ANALYSES

Entre l’Equateur et Assange, une question d’opportunités ?

Presse
21 juin 2012
Jean-Jacques Kourliandsky - Le Nouvel Obs.com

Julian Assange se trouvait toujours jeudi 21 juin dans l’ambassade d’Equateur à Londres où il a passé une deuxième nuit, dans l’attente d’une réponse de Quito à sa demande d’asile politique qui prendra selon le président Rafael Correa "le temps nécessaire".


Selon Jean-Jacques Kourliandsky, chercheur à l’Iris et spécialiste de l’Amérique latine, le fondateur de Wikileaks a choisi l’Equateur en raison de ses mauvaises relations avec les Etats-Unis, qui souhaitent, eux, traduire Julian Assange en justice pour espionnage.


Pourquoi Julian Assange a-t-il choisi l’ambassade de l’Equateur pour demander l’asile politique ?

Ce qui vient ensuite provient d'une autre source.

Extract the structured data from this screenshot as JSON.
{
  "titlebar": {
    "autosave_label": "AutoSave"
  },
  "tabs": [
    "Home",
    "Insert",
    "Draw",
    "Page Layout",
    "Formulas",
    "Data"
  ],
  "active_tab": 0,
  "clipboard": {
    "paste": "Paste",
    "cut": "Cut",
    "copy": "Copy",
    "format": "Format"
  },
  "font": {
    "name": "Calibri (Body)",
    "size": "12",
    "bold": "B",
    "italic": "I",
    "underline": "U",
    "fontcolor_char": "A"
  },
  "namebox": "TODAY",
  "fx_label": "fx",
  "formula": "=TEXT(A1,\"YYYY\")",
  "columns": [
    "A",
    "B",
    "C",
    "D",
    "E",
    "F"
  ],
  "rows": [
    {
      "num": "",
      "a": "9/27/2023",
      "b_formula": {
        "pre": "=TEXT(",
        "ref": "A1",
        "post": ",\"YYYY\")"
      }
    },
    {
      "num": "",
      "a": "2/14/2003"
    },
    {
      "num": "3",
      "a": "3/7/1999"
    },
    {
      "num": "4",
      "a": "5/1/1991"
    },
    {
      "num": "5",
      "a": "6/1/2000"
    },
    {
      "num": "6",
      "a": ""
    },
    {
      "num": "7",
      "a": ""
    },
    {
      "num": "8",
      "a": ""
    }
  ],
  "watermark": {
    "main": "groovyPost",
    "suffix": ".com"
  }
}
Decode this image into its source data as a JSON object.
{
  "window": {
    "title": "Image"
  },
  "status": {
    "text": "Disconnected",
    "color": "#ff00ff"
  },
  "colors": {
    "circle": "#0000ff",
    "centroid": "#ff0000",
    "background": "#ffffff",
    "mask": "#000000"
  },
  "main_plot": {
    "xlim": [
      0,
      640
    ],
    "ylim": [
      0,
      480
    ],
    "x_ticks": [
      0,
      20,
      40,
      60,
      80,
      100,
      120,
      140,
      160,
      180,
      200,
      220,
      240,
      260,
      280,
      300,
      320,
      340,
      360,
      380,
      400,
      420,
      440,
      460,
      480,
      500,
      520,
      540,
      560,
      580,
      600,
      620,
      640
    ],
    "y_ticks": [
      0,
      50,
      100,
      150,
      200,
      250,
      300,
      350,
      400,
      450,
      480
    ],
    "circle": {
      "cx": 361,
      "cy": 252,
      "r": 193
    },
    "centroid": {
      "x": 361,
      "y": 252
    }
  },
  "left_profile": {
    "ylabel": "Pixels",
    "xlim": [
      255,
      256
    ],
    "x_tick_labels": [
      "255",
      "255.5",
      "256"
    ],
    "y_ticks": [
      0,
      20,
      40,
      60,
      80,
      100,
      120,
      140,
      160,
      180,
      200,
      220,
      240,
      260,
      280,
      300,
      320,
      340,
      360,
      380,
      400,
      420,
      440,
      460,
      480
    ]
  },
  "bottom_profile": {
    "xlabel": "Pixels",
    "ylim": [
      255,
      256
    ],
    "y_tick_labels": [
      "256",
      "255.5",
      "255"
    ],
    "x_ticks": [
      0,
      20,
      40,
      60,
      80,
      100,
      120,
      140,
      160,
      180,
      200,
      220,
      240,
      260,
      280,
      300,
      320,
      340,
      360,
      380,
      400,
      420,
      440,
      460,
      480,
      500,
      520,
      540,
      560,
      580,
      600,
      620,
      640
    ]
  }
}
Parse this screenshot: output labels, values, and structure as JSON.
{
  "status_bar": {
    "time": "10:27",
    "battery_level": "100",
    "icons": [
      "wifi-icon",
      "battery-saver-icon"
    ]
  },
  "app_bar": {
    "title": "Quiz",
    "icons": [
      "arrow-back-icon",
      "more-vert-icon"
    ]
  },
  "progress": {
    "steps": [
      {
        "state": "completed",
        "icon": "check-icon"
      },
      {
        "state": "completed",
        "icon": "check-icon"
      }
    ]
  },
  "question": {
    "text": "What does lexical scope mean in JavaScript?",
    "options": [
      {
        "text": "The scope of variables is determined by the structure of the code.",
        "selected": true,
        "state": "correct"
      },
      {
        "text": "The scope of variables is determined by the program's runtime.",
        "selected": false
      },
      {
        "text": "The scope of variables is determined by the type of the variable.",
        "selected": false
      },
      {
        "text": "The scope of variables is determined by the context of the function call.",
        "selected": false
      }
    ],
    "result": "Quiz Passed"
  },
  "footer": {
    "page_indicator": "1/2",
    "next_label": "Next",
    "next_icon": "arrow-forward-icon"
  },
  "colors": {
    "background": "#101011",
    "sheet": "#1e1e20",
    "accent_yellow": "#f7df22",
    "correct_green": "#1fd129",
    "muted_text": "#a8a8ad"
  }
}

Pour éviter une éventuelle extradition, Julian Assange a identifié une ambassade qui lui paraissait représenter un gouvernement qui présentait les plus fortes garanties de préservation de l’asile politique. Il a choisi l’Equateur. Pourquoi ? Parce que le président équatorien Rafael Correa entretient des relations assez compliquées avec les Etats-Unis. Il n’a pas participé au dernier sommet des Amériques à Carthagène, en Colombie, en raison d’un désaccord avec Washington à propos de la non-participation de Cuba à cette réunion.


Le moins que l’on puisse dire, c’est que les deux hommes n’ont pas des relations de complicité. Ce n’est pas de l’hostilité non plus, mais ce sont des relations assez franches. Rafael Correa, tient en Amérique latine et en l’absence du président Chavez qui est malade, cette diplomatie du verbe volontiers anti-américaine.


Quel bénéfice le président équatorien tire-t-il de cette affaire ?

D’abord, cela lui apporte une certaine notoriété. Ces derniers mois, il a été contesté par son opposition et par les organisations de coordination de la presse internationale sur des problèmes de liberté de la presse. Cela avait créé un certain trouble. Il avait donc besoin de se re-légitimer sur les questions des droits de l’Homme pour préparer la session du Conseil des droits de l’Homme des Nations Unis qui s’est tenue à Genève il y a quelques jours. Cela fait partie de cette bataille d’image pour apparaître comme un protecteur du droit d’asile. Cette affaire-là, de son point de vue, tombe bien.


Rafael Correa s’est exprimé lui-même sur ce dossier. Lui et Julian Assange entretiennent-ils des relations privilégiées ?

A ma connaissance, il n’y a pas d’amitié particulière. Je pense que c’est une question d’opportunités pour l’un et pour l’autre. Je pense que Julian Assange aurait aussi bien pu choisir la Bolivie ou le Venezuela. Et puis, il avait eu l’occasion d’échanger à la télévision avec le président équatorien.


Est-ce que cela peut tendre les relations de l’Equateur avec les Etats-Unis, le Royaume-Uni ou la Suède ?

Les moyens de pression de ces pays sont minimes dans la mesure où les relations économiques et commerciales le sont aussi. L’essentiel de ce que vend l’Equateur sur le marché mondial, ce sont du pétrole et des bananes. Les bananes s’exportent principalement en Allemagne et le pétrole d’Amérique du Sud trouve toujours preneur, indépendamment des déclarations des uns et des autres. L’Equateur n’est pas le Mexique, il n’y a pas de relations de dépendance en raison de son économie modeste.